The most powerful message that I take from Stenseng’s work is the distinction between avoidance and approach—between escaping from and escaping to.

What is your primary reason for pursuing financial freedom? If you’re focusing on the negative aspects of your job – horrible bosses, annoying customers, long hours, stressful work, inadequate paycheck, then you are trying to escape from your bad job. That can be a good initial motivator, but it won’t sustain you for very long. You’ll be miserable and prone to burnout. If you do make it to retirement, you might still find yourself searching to ways to fill the day.

This research supports the idea that healthier approach is to start exploring and finding out where you want to escape to.
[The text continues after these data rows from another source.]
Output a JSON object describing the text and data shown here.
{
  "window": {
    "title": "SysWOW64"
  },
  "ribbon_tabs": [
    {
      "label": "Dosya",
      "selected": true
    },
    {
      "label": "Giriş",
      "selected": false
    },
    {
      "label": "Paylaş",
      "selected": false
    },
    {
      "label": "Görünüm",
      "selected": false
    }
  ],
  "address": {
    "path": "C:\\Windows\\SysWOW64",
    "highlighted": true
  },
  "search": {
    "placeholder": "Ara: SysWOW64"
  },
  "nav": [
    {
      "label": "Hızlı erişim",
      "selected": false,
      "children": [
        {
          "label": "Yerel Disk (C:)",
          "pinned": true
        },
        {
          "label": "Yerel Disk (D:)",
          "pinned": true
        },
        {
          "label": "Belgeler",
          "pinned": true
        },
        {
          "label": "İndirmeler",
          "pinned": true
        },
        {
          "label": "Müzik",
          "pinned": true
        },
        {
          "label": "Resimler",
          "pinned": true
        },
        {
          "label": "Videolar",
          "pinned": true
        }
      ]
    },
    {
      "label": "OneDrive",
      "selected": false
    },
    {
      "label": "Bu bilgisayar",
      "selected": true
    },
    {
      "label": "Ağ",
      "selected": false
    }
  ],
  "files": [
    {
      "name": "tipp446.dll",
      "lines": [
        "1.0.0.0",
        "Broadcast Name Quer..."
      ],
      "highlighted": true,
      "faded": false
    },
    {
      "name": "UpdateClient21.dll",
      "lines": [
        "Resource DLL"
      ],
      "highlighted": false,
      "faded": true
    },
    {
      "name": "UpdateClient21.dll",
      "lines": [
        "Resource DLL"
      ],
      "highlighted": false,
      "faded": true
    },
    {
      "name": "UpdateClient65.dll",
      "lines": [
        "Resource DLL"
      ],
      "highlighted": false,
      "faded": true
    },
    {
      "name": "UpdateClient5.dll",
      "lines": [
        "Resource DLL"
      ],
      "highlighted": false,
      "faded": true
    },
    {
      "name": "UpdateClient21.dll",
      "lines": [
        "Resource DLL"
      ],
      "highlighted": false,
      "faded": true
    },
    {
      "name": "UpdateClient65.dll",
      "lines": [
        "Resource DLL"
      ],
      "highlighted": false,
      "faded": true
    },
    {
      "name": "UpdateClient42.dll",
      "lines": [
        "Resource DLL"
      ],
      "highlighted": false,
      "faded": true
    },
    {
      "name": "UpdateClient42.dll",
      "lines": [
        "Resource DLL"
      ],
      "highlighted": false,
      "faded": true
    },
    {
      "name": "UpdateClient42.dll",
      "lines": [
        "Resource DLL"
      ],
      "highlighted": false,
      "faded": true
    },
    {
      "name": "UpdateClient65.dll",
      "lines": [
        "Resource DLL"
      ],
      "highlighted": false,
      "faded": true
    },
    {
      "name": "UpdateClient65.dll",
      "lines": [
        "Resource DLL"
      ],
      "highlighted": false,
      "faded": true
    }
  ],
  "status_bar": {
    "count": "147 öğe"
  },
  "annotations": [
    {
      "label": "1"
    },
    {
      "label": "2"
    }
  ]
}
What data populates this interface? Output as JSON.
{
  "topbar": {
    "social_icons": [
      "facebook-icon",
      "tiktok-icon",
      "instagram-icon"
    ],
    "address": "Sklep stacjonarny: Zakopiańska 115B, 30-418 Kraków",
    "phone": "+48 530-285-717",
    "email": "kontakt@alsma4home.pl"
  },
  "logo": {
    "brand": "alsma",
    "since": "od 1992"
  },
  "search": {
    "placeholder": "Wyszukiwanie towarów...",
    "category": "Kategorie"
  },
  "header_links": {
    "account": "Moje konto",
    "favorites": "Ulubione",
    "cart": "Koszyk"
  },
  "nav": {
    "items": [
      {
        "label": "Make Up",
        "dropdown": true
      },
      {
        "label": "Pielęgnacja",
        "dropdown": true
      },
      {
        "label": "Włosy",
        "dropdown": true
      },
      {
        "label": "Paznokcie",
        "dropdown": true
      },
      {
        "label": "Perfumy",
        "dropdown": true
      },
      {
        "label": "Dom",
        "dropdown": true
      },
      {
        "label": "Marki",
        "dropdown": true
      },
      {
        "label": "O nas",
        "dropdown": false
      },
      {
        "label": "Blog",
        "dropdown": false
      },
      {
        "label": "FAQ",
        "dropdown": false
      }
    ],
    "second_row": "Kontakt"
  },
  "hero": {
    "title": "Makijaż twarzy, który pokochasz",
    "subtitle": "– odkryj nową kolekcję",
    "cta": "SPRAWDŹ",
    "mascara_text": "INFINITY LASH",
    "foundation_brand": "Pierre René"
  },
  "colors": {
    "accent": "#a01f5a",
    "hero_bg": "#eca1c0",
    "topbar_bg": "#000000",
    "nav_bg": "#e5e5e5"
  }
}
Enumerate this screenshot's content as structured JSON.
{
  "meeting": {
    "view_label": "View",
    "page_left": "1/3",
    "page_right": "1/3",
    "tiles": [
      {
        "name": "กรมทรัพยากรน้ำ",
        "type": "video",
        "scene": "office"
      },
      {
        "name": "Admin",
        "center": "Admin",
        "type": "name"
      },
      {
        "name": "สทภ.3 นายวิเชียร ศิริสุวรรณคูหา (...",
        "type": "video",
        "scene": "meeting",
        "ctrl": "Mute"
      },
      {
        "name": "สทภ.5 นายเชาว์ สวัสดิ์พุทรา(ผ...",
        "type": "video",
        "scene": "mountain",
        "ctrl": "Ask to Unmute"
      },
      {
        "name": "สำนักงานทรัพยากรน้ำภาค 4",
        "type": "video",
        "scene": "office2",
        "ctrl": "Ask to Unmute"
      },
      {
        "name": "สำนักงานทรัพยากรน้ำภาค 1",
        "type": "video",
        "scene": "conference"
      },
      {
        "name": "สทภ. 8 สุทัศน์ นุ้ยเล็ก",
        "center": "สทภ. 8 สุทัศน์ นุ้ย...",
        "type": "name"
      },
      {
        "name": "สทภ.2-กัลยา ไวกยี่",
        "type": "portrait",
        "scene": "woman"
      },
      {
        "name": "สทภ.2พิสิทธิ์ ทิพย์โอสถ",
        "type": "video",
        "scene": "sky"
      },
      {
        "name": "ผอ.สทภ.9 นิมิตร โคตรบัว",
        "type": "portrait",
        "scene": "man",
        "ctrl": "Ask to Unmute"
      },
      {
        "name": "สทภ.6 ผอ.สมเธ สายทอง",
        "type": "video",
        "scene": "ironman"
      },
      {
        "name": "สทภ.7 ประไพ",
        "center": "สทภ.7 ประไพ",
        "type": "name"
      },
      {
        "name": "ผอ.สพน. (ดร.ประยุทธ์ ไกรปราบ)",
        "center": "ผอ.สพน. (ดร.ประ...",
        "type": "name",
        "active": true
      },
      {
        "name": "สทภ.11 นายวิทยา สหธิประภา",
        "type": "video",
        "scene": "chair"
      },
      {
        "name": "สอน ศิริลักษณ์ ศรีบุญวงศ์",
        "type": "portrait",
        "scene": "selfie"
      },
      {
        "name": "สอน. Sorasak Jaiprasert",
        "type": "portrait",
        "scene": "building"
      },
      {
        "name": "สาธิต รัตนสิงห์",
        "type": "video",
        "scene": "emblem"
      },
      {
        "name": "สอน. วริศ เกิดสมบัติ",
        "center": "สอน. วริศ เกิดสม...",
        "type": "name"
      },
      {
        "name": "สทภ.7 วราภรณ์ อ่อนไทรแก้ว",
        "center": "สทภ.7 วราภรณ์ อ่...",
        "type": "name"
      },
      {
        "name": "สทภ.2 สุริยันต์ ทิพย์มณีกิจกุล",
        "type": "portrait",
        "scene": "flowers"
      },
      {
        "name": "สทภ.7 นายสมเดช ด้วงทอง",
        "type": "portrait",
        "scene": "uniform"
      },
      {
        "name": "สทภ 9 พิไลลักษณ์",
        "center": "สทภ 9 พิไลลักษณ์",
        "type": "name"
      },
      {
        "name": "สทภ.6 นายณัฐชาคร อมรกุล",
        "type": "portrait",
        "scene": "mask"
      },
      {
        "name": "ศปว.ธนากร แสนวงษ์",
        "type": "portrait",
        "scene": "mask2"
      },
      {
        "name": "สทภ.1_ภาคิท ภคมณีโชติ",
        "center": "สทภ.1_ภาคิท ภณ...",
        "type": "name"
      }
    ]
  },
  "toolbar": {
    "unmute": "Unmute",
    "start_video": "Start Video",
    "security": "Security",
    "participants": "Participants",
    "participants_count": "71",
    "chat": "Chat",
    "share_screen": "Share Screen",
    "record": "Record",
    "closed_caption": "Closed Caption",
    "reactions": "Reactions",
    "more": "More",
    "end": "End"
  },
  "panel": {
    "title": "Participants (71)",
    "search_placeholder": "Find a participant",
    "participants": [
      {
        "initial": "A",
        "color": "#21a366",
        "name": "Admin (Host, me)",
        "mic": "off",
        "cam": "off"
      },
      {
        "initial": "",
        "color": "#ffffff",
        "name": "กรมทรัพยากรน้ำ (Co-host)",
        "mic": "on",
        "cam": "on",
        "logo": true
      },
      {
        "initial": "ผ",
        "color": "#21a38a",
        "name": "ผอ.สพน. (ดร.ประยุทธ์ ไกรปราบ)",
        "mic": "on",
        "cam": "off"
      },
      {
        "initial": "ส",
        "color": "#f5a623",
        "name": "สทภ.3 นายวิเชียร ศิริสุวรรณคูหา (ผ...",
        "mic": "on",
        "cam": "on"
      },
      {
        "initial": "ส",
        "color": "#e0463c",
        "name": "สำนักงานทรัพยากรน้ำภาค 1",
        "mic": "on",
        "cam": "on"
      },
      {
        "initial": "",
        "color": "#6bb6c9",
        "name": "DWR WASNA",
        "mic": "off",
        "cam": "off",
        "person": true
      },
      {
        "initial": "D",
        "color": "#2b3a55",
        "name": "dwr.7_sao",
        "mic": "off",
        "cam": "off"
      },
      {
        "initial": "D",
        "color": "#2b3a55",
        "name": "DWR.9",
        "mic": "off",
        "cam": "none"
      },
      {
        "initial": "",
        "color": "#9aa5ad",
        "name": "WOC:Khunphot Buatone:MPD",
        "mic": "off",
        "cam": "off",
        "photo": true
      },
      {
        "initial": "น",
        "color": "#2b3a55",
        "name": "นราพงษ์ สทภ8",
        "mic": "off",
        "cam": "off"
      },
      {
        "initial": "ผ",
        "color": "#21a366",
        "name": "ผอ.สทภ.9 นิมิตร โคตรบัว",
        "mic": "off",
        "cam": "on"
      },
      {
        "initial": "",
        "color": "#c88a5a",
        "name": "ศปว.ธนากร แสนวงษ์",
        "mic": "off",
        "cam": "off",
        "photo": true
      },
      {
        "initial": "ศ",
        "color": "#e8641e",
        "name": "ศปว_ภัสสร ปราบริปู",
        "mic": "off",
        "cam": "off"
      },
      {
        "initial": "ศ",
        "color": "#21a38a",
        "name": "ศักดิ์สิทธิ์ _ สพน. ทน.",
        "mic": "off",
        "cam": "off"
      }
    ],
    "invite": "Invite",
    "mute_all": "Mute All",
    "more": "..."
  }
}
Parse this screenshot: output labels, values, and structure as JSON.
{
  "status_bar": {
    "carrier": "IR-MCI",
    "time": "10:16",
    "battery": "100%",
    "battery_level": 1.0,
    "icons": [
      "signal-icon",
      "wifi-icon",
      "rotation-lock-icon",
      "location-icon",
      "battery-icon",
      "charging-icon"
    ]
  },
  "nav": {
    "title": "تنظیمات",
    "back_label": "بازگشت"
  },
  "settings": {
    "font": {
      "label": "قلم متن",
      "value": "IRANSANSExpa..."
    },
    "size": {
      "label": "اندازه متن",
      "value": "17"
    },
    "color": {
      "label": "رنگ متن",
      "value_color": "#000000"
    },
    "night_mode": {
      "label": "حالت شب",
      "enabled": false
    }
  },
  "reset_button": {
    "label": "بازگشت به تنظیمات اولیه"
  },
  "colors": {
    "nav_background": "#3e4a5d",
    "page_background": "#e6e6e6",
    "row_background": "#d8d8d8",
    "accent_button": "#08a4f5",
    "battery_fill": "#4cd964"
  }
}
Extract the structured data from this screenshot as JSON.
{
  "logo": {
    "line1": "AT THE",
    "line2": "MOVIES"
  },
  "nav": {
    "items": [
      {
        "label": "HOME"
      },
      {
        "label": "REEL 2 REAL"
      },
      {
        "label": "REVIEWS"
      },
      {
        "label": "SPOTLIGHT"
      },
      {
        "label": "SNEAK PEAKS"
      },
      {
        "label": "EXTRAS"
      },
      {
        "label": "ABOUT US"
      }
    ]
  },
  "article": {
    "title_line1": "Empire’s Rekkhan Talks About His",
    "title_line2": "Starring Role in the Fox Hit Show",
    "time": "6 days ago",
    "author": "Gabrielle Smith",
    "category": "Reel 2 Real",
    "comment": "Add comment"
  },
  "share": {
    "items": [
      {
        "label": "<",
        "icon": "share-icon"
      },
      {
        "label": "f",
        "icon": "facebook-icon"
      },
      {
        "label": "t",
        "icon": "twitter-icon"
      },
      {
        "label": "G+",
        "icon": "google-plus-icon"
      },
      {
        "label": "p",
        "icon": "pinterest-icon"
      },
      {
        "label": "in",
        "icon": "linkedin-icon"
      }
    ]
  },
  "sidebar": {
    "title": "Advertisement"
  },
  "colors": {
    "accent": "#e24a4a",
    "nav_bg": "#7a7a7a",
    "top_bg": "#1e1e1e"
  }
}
Commit energy into finding a better job laterally and/or entire career switch. Connect with friends and ask about any opportunities. Look at the hobbies you enjoy and pick apart what you like about them. You have to find the “good enough” job that makes the saving phase more like auto-pilot. Even for very early retirees, you are looking at 15-20 years of work. Don’t spend it with people you don’t like or respect. In the end, it’s the retirees with engaging hobbies and friends that are the happy ones.

The August 2023 issue of Costco Connection profiles the second “what if” careers of several different folks. Bank executive turned woodworker. Teacher turned baker. TV producer turned college professor.